The Complete Peanuts: 1979 to 1980
The Complete Peanuts: 1979 to 1980 by Charles M. Schulz (Fantagraphics Books, 2011) An excellent vintage. As well as his usual pithy one-offs, Schulz presents several week-long serials and even one month-long epic. Peppermint Patty comes particularly to the fore, validating the claim that she could have sustained a comic strip in her own right.
Black Hole
Black Hole by Charles Burns (Pantheon, 2005) [collecting Black Hole #1-12, Fantagraphics, 1995-2004] Burns goes all out in this shadowy and grotesque, trippy mix of 70s teen culture, body horror and sexually explicit allegory (self-identity; belonging). The plot is deliberately abstruse, and though the black-and-white artwork is striking, some characters are hard to tell apart.
X’ed Out
X’ed Out by Charles Burns (Pantheon, 2010) In this confronting homage, Burns shows us what Tintin’s adventures might be like if they took place in a grim alternative reality (think the Upside Down of ‘Stranger Things’).
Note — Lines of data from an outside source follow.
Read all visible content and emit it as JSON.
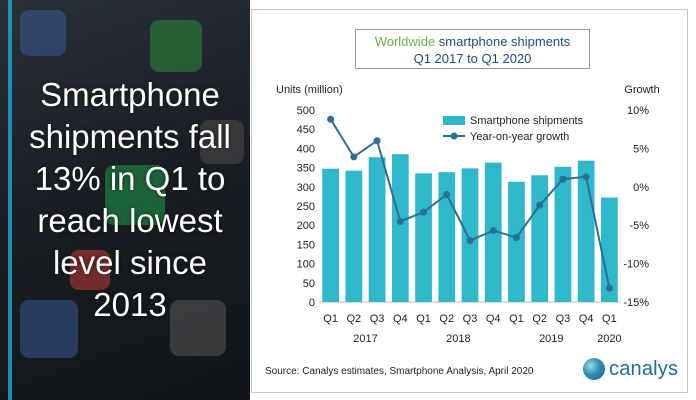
{
  "headline": {
    "lines": [
      "Smartphone",
      "shipments fall",
      "13% in Q1 to",
      "reach lowest",
      "level since",
      "2013"
    ]
  },
  "chart_title": {
    "accent_word": "Worldwide",
    "line1_rest": " smartphone shipments",
    "line2_start": "Q1 2017",
    "line2_mid": " to ",
    "line2_end": "Q1 2020"
  },
  "source_note": "Source: Canalys estimates, Smartphone Analysis, April 2020",
  "brand": {
    "name": "canalys"
  },
  "colors": {
    "bar": "#2eb8c9",
    "line": "#2a6f97",
    "title_text": "#1f4e79",
    "title_accent": "#70ad47"
  },
  "chart_data": {
    "type": "bar",
    "title": "Worldwide smartphone shipments Q1 2017 to Q1 2020",
    "categories": [
      "Q1",
      "Q2",
      "Q3",
      "Q4",
      "Q1",
      "Q2",
      "Q3",
      "Q4",
      "Q1",
      "Q2",
      "Q3",
      "Q4",
      "Q1"
    ],
    "year_labels": [
      {
        "label": "2017",
        "start": 0,
        "end": 3
      },
      {
        "label": "2018",
        "start": 4,
        "end": 7
      },
      {
        "label": "2019",
        "start": 8,
        "end": 11
      },
      {
        "label": "2020",
        "start": 12,
        "end": 12
      }
    ],
    "left_axis": {
      "label": "Units (million)",
      "min": 0,
      "max": 500,
      "ticks": [
        0,
        50,
        100,
        150,
        200,
        250,
        300,
        350,
        400,
        450,
        500
      ]
    },
    "right_axis": {
      "label": "Growth",
      "min": -15,
      "max": 10,
      "ticks": [
        -15,
        -10,
        -5,
        0,
        5,
        10
      ],
      "tick_labels": [
        "-15%",
        "-10%",
        "-5%",
        "0%",
        "5%",
        "10%"
      ]
    },
    "series": [
      {
        "name": "Smartphone shipments",
        "type": "bar",
        "axis": "left",
        "values": [
          347,
          342,
          377,
          385,
          335,
          338,
          348,
          363,
          313,
          330,
          352,
          368,
          272
        ]
      },
      {
        "name": "Year-on-year growth",
        "type": "line",
        "axis": "right",
        "values": [
          8.8,
          3.9,
          6.0,
          -4.5,
          -3.3,
          -1.0,
          -7.0,
          -5.7,
          -6.6,
          -2.4,
          1.0,
          1.3,
          -13.2
        ]
      }
    ],
    "legend_position": "top-right",
    "grid": false
  }
}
Burns lacks Hergé’s sense of movement and pacing but this remains darkly memorable.
Tintin: Land of Black Gold
Tintin: Land of Black Gold by Hergé (Methuen, 1972) Land of Black Gold had a troubled creation (which ultimately shows), interrupted by the German invasion of Belgium in 1940, completed six years later and then revised twice more, ultimately being shoehorned— without a commensurate joie de vivre—into the Calculus years.
The Wayward Leunig
The Wayward Leunig: Cartoons That Wandered Off by Michael Leunig (Viking, 2015) This collection shows that more is less for Leunig. Those cartoons with few or no words are often striking and droll, whereas those given to loquacity (or worse, second- and third-rate poetry) are increasingly hard to stomach. The cumulative effect is… depressing.
Dollhouse: Epitaphs
Dollhouse: Epitaphs by Andrew Chambliss et al. (Dark Horse, 2012) [compiling Dollhouse #1-5] In style, script and content, ‘Epitaphs’ is a perfectly adequate post-apocalyptic adventure, yet like its television namesake ‘Epitaph One’ (the unaired offspring of Dollhouse season one), it deals largely in new characters and bears almost no tonal resemblance to the parent programme.
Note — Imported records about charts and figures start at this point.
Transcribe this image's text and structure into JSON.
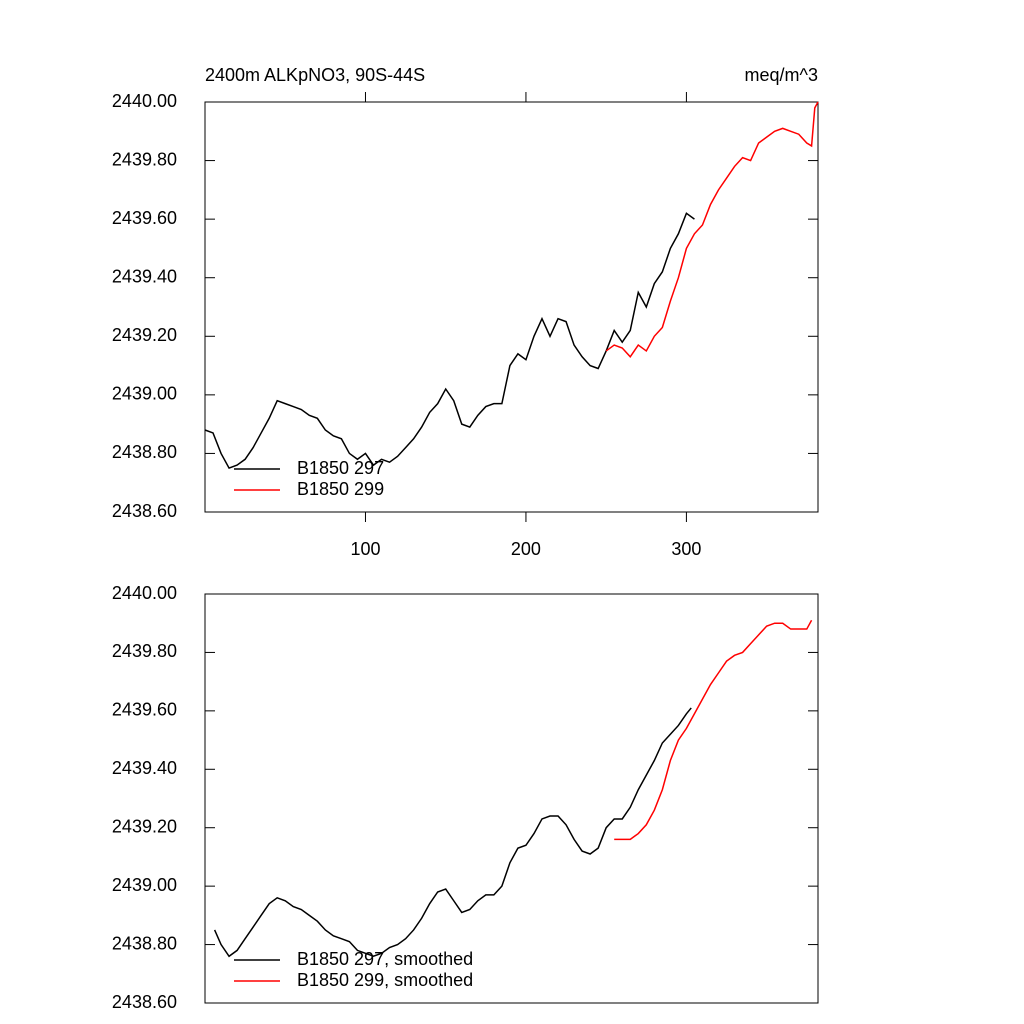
{
  "chart_data": [
    {
      "type": "line",
      "title": "2400m ALKpNO3, 90S-44S",
      "units": "meq/m^3",
      "xlim": [
        0,
        382
      ],
      "xticks": [
        100,
        200,
        300
      ],
      "ylim": [
        2438.6,
        2440.0
      ],
      "yticks": [
        {
          "value": 2438.6,
          "label": "2438.60"
        },
        {
          "value": 2438.8,
          "label": "2438.80"
        },
        {
          "value": 2439.0,
          "label": "2439.00"
        },
        {
          "value": 2439.2,
          "label": "2439.20"
        },
        {
          "value": 2439.4,
          "label": "2439.40"
        },
        {
          "value": 2439.6,
          "label": "2439.60"
        },
        {
          "value": 2439.8,
          "label": "2439.80"
        },
        {
          "value": 2440.0,
          "label": "2440.00"
        }
      ],
      "series": [
        {
          "name": "B1850 297",
          "color": "#000000",
          "x": [
            0,
            5,
            10,
            15,
            20,
            25,
            30,
            35,
            40,
            45,
            50,
            55,
            60,
            65,
            70,
            75,
            80,
            85,
            90,
            95,
            100,
            105,
            110,
            115,
            120,
            125,
            130,
            135,
            140,
            145,
            150,
            155,
            160,
            165,
            170,
            175,
            180,
            185,
            190,
            195,
            200,
            205,
            210,
            215,
            220,
            225,
            230,
            235,
            240,
            245,
            250,
            255,
            260,
            265,
            270,
            275,
            280,
            285,
            290,
            295,
            300,
            305
          ],
          "values": [
            2438.88,
            2438.87,
            2438.8,
            2438.75,
            2438.76,
            2438.78,
            2438.82,
            2438.87,
            2438.92,
            2438.98,
            2438.97,
            2438.96,
            2438.95,
            2438.93,
            2438.92,
            2438.88,
            2438.86,
            2438.85,
            2438.8,
            2438.78,
            2438.8,
            2438.76,
            2438.78,
            2438.77,
            2438.79,
            2438.82,
            2438.85,
            2438.89,
            2438.94,
            2438.97,
            2439.02,
            2438.98,
            2438.9,
            2438.89,
            2438.93,
            2438.96,
            2438.97,
            2438.97,
            2439.1,
            2439.14,
            2439.12,
            2439.2,
            2439.26,
            2439.2,
            2439.26,
            2439.25,
            2439.17,
            2439.13,
            2439.1,
            2439.09,
            2439.15,
            2439.22,
            2439.18,
            2439.22,
            2439.35,
            2439.3,
            2439.38,
            2439.42,
            2439.5,
            2439.55,
            2439.62,
            2439.6
          ]
        },
        {
          "name": "B1850 299",
          "color": "#ff0000",
          "x": [
            250,
            255,
            260,
            265,
            270,
            275,
            280,
            285,
            290,
            295,
            300,
            305,
            310,
            315,
            320,
            325,
            330,
            335,
            340,
            345,
            350,
            355,
            360,
            365,
            370,
            375,
            378,
            380,
            382
          ],
          "values": [
            2439.15,
            2439.17,
            2439.16,
            2439.13,
            2439.17,
            2439.15,
            2439.2,
            2439.23,
            2439.32,
            2439.4,
            2439.5,
            2439.55,
            2439.58,
            2439.65,
            2439.7,
            2439.74,
            2439.78,
            2439.81,
            2439.8,
            2439.86,
            2439.88,
            2439.9,
            2439.91,
            2439.9,
            2439.89,
            2439.86,
            2439.85,
            2439.98,
            2440.0
          ]
        }
      ]
    },
    {
      "type": "line",
      "xlim": [
        0,
        382
      ],
      "ylim": [
        2438.6,
        2440.0
      ],
      "yticks": [
        {
          "value": 2438.6,
          "label": "2438.60"
        },
        {
          "value": 2438.8,
          "label": "2438.80"
        },
        {
          "value": 2439.0,
          "label": "2439.00"
        },
        {
          "value": 2439.2,
          "label": "2439.20"
        },
        {
          "value": 2439.4,
          "label": "2439.40"
        },
        {
          "value": 2439.6,
          "label": "2439.60"
        },
        {
          "value": 2439.8,
          "label": "2439.80"
        },
        {
          "value": 2440.0,
          "label": "2440.00"
        }
      ],
      "series": [
        {
          "name": "B1850 297, smoothed",
          "color": "#000000",
          "x": [
            6,
            10,
            15,
            20,
            25,
            30,
            35,
            40,
            45,
            50,
            55,
            60,
            65,
            70,
            75,
            80,
            85,
            90,
            95,
            100,
            105,
            110,
            115,
            120,
            125,
            130,
            135,
            140,
            145,
            150,
            155,
            160,
            165,
            170,
            175,
            180,
            185,
            190,
            195,
            200,
            205,
            210,
            215,
            220,
            225,
            230,
            235,
            240,
            245,
            250,
            255,
            260,
            265,
            270,
            275,
            280,
            285,
            290,
            295,
            300,
            303
          ],
          "values": [
            2438.85,
            2438.8,
            2438.76,
            2438.78,
            2438.82,
            2438.86,
            2438.9,
            2438.94,
            2438.96,
            2438.95,
            2438.93,
            2438.92,
            2438.9,
            2438.88,
            2438.85,
            2438.83,
            2438.82,
            2438.81,
            2438.78,
            2438.77,
            2438.76,
            2438.77,
            2438.79,
            2438.8,
            2438.82,
            2438.85,
            2438.89,
            2438.94,
            2438.98,
            2438.99,
            2438.95,
            2438.91,
            2438.92,
            2438.95,
            2438.97,
            2438.97,
            2439.0,
            2439.08,
            2439.13,
            2439.14,
            2439.18,
            2439.23,
            2439.24,
            2439.24,
            2439.21,
            2439.16,
            2439.12,
            2439.11,
            2439.13,
            2439.2,
            2439.23,
            2439.23,
            2439.27,
            2439.33,
            2439.38,
            2439.43,
            2439.49,
            2439.52,
            2439.55,
            2439.59,
            2439.61
          ]
        },
        {
          "name": "B1850 299, smoothed",
          "color": "#ff0000",
          "x": [
            255,
            260,
            265,
            270,
            275,
            280,
            285,
            290,
            295,
            300,
            305,
            310,
            315,
            320,
            325,
            330,
            335,
            340,
            345,
            350,
            355,
            360,
            365,
            370,
            375,
            378
          ],
          "values": [
            2439.16,
            2439.16,
            2439.16,
            2439.18,
            2439.21,
            2439.26,
            2439.33,
            2439.43,
            2439.5,
            2439.54,
            2439.59,
            2439.64,
            2439.69,
            2439.73,
            2439.77,
            2439.79,
            2439.8,
            2439.83,
            2439.86,
            2439.89,
            2439.9,
            2439.9,
            2439.88,
            2439.88,
            2439.88,
            2439.91
          ]
        }
      ]
    }
  ]
}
Tintin: The Secret of the Unicorn
Tintin: The Secret of the Unicorn by Hergé (Methuen, 1959) Written during the German occupation of Belgium in World War II, The Secret of the Unicorn sees Hergé eschew political satire in favour of a well-constructed and comically sublime mystery/adventure. From nuances of expression to outrageous slapstick, Hergé here reaches new heights.